AFRICA: Nickel role in the battery revolution

Fitch Solutions maintains its view that nickel will be the key beneficiary of EV adoption among the backdrop of other battery metals such as lithium and cobalt, supported by its dominant long-range capabilities.

With battery-grade nickel to remain in a deficit, its wealth of nickel deposits will position Africa to benefit from an uptrend in prices in the coming years. A high amount of nickel sulphide and potential access to value-added processing will further support Africa’s capacity to supply the battery industry.

African nickel production will rise in the coming years, with South Africa and Tanzania to benefit the most. Still, SSA will account for a small share of global nickel mine production.

High exposure to resource nationalism risks will pose challenges to project investment, while infrastructure delays will compound downside development risks, exacerbated by the recent passing of Tanzanian President John Magufuli. 

On April 1, Fitch Solutions in ‘Nickel: The Forgotten Battery Metal,’ discussed an anticipated uptick in nickel demand from the accelerated growth of electric vehicle (EV) adoption and the opportunities for Africa to benefit from the battery boom.

Despite the perception of nickel as a forgotten battery metal, Fitch Solutions expect nickel to remain intrinsic to batteries, especially those of EVs, due to its significant energy density which provides it an unparallel advantage to vehicle range and charging capacity. Nickel demand is set to be further bolstered as battery makers continue to minimise the proportion of cobalt metal in batteries.

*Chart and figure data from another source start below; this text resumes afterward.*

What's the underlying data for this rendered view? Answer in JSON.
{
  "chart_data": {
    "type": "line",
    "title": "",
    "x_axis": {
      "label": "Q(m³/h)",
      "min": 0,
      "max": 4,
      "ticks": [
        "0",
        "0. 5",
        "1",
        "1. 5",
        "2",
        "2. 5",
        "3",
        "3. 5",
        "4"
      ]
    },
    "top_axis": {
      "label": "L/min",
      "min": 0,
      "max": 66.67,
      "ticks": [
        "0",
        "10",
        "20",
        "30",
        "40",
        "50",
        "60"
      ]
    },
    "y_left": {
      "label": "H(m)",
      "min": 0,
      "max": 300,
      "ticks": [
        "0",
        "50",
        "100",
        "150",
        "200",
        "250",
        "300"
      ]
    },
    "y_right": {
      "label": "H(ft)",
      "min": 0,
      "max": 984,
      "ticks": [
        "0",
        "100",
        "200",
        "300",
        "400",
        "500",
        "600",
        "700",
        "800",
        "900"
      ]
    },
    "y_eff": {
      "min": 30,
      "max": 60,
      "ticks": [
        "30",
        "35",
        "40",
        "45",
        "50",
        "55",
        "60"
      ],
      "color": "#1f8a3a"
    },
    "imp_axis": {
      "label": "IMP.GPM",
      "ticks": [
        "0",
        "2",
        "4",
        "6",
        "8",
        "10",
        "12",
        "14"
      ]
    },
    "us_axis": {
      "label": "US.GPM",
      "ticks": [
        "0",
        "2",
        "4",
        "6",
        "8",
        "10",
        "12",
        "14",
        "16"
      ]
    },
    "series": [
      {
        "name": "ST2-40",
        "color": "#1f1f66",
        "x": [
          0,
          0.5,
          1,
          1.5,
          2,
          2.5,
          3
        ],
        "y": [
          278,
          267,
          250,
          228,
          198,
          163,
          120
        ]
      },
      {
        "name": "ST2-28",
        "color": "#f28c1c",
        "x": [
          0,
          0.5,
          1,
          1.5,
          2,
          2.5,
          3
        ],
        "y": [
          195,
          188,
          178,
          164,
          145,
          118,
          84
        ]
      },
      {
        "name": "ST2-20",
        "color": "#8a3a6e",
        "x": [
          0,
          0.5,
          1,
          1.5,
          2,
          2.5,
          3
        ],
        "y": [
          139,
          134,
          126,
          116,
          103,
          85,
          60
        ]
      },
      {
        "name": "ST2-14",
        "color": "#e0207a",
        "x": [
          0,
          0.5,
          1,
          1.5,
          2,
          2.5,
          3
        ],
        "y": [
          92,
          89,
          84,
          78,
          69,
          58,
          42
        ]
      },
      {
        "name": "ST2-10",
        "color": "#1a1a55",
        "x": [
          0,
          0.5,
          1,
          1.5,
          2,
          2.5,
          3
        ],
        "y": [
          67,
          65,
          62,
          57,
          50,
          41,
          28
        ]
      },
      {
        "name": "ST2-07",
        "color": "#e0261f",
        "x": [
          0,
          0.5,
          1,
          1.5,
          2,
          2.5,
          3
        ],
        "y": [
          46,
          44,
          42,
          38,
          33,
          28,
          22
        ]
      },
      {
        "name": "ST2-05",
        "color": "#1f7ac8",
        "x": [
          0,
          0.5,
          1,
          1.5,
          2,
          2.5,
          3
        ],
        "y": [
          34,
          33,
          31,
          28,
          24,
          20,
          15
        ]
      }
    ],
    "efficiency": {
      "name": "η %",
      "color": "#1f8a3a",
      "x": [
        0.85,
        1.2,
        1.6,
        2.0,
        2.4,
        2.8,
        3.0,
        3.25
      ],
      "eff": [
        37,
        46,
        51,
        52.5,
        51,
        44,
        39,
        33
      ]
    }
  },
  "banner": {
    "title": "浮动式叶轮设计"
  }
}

Nickel To Outpace Lithium Battery Demand Growth

Acknowledging the growing application of lithium-iron-phosphate battery cathodes (LFP) in standard, mass-market vehicles, Fitch Solutions says the technology in LFPs will struggle to evolve to support higher performance vehicles. Nickel’s dominant range capabilities will keep demand anchored in large automotive markets such as the US and Canada where charging infrastructure will face long-term challenges accommodating more spread out populations. Automakers, such as Tesla will employ nickel-heavy batteries in commercial trucks and higher-end models. Moreover, LFP technology’s persisting performance challenges in colder temperatures will weigh on consumer sentiment.